The idea of destiny has always interested me, so bear with me as I revisit it from time to time on this blog. It is a part of our cultural genome, manifested in the celebration of birthdays, independence days, anniversaries, etc. It is closely tied to the very basic human feeling that events are not random, or meaningless, but in some intrinsic way, interrelated. As such, we take pains to mark dates, not merely for the purpose of an objective, impersonal history, but for a deep-rooted sense of their personal significance, almost as if these dates have a claim on our lives, or what defines us,  our “essence”. Even in some objective discourse, there is a focus on events rather than the processes which they are a part of, as if these events constitute a break with history. Thomas Hardy, in a stream of thought representing his character Tess, muses in his book Tess of the d’urberVilles, how in our catalogue of important dates that we mark as we progress through each day of the calendar, we always leave out the one most important date, that of our death.
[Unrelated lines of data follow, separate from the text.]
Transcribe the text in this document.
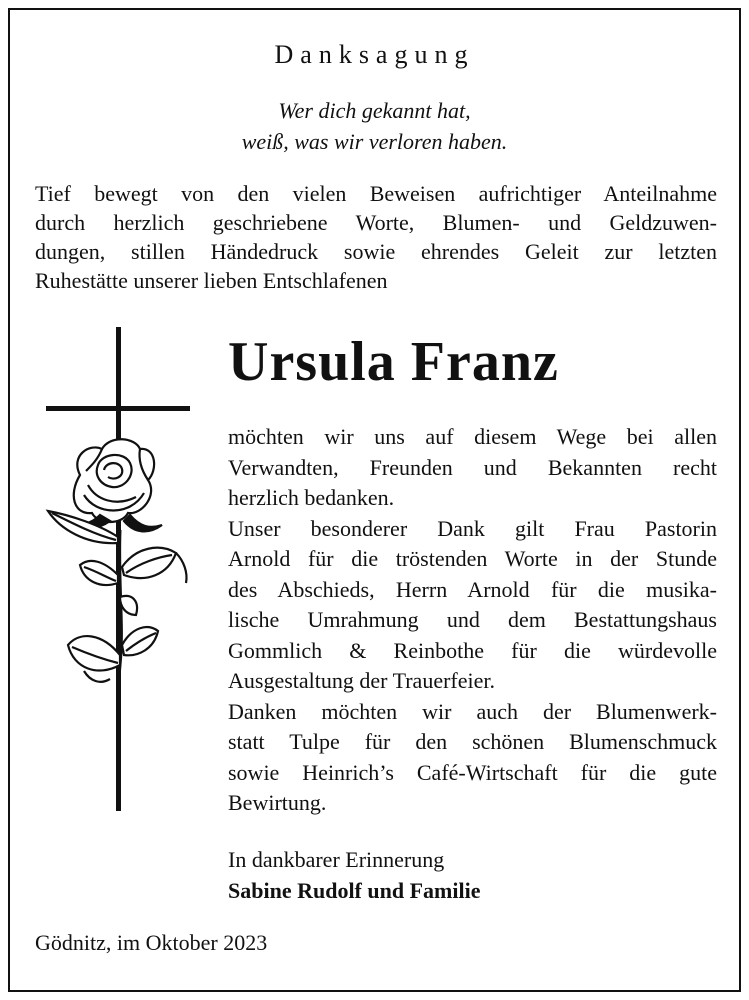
Danksagung
Wer dich gekannt hat,
weiß, was wir verloren haben.
Tief bewegt von den vielen Beweisen aufrichtiger Anteilnahme
durch herzlich geschriebene Worte, Blumen- und Geldzuwen-
dungen, stillen Händedruck sowie ehrendes Geleit zur letzten
Ruhestätte unserer lieben Entschlafenen
Ursula Franz
möchten wir uns auf diesem Wege bei allen
Verwandten, Freunden und Bekannten recht
herzlich bedanken.
Unser besonderer Dank gilt Frau Pastorin
Arnold für die tröstenden Worte in der Stunde
des Abschieds, Herrn Arnold für die musika-
lische Umrahmung und dem Bestattungshaus
Gommlich & Reinbothe für die würdevolle
Ausgestaltung der Trauerfeier.
Danken möchten wir auch der Blumenwerk-
statt Tulpe für den schönen Blumenschmuck
sowie Heinrich’s Café-Wirtschaft für die gute
Bewirtung.
In dankbarer Erinnerung
Sabine Rudolf und Familie
Gödnitz, im Oktober 2023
One wonders how this date passes us by every year and we barely notice it, until one day, it sneaks up on us, and claims our life, literally and metaphorically.

Those who feel that certain dates contain some source of “power” (such as birth-dates of religious personalities) other than what they themselves invest them with, through remembrance, are thus easily contradicted by their lack of feeling around these end-dates which remain in the shadows and induce no “power” until they have come to be.  If there is a “power” associated with the night the Quran was revealed, or the day Muhammad or Christ was born, and people claim they can feel it, why does no-one feel the power of so many significant dates of human experience that preceded it, which have lapsed into oblivion, or of those dates which are yet to be claimed by future “breaks” with his history? Why are there no horoscopes around deaths? One wonders if anyone has ever done a reverse astrology, reading a person’s life in terms of the astrological significance of their date of death. Or is death, perhaps, considered less destined than birth?

Thus we can say that it is only their symbolic import that makes events and dates seem significant. And if destiny is causality, then it is rooted in processes combining various factors.